Mais l'urbanisation du SI collaboratif doit aller au-delà de la répartition des fonctions entre les outils, du type: "tel outil gère les documents et tel outil gère les discussions." Des objets communs et partagés par tout le collaboratif apparaissent. Comme le profil utilisateur par exemple. Il est dommage de ne pas savoir quand on discute avec quelqu'un ce qu'il a publié comme document, et réciproquement dans un document quels sont les thèmes de discussions que l'auteur anime dans l'entreprise pour son travail. Le partage du profil utilisateur entre applications collaboratives permettrait de le faire, à condition que ce profil soit en retour enrichi par toutes ces applications.


De même, les statistiques d'utilisation des outils ne doivent pas être piégées dans chaque plateforme. C'est même essentiel pour voir l'adoption de nouveaux usages et piloter le développement des usages de façon transverse à moindres coûts.


Profils utilisateurs, catalogue des sources, statistiques d'utilisations,.. le partage de ces référentiels devient un impératif si l'entreprise veut construire une plateforme de collaboration sans couture, pour piloter sa transformation et développer de nouveaux usages.

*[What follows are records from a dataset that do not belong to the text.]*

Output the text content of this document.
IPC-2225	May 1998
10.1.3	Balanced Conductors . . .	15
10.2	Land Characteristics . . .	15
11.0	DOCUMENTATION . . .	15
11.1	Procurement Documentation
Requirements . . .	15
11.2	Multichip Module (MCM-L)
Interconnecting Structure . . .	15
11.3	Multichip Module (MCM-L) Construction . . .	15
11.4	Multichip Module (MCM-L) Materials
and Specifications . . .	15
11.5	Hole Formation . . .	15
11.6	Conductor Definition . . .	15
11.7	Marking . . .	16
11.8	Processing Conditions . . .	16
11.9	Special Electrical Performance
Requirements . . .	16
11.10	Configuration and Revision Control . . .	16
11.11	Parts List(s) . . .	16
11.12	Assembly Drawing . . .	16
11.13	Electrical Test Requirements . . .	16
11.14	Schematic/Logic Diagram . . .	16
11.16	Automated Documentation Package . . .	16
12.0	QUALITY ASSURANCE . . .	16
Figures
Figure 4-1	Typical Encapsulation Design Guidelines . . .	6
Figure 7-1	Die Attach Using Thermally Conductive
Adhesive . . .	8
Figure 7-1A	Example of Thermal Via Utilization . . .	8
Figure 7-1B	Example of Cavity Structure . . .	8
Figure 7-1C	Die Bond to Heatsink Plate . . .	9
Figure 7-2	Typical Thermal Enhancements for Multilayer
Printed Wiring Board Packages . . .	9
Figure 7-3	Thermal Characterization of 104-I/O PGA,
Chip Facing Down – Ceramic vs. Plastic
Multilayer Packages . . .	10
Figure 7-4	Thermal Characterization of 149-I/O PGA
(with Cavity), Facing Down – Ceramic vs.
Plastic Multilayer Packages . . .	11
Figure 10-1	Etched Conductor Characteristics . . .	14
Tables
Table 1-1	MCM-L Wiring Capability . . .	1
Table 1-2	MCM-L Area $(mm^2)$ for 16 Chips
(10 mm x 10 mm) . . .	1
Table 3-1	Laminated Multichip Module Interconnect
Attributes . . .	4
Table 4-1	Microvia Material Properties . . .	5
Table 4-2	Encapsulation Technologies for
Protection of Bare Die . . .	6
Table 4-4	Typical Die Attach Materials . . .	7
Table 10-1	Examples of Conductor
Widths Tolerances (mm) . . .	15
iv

Dans le monde de l'internet grand public, Google par exemple, ne se pose aucune question (alors qu'il devrait...) créer ces référentiels, pour croiser et rapprocher les usages de ses différents produits, mieux cerner les utilisateurs et leur proposer proactivement de la publicité. Dans le monde de l'entreprise, l'éclatement des produits et la faible urbanisation, freine cette possibilité d'avoir une vision globale de la collaboration et mieux aider l'utilisateur à travailler.


Certes des standards d'interopérabilité apparaissent (OpenID, OpenSocial,...) mais ils ne sont pas encore... standards! Et d'ailleurs en  2009, le W3C appelait déjà de ses voeux à une architecture de collaboration distribuée et décentralisée que l'on attend toujours. Ceux qui sont à la manœuvre doutent d'une issue à court terme:


La DSI n'a donc pas beaucoup d'options.


Soit elle attend la consolidation de l'offre ou l'émergence de standards qui devraient faire émerger quelque chose de mieux intégré, soit elle prend le taureau par les cornes et gère l'intégration elle même. Ceux qui ont démarré l'aventure il y a quelques années ont déjà plein d'outils 2.0 à mieux intégrer entre eux pour créer une meilleure expérience utilisateurs. Les autres seront vigilants avant de s'engager sur l'une des 50 plateformes disponibles et questionneront son ouverture et son intégration.


Profitons de la période pour échanger et partager sur nos trajectoires respectives, car GreenSI flaire que les embuches risquent d'être aussi au rendez-vous.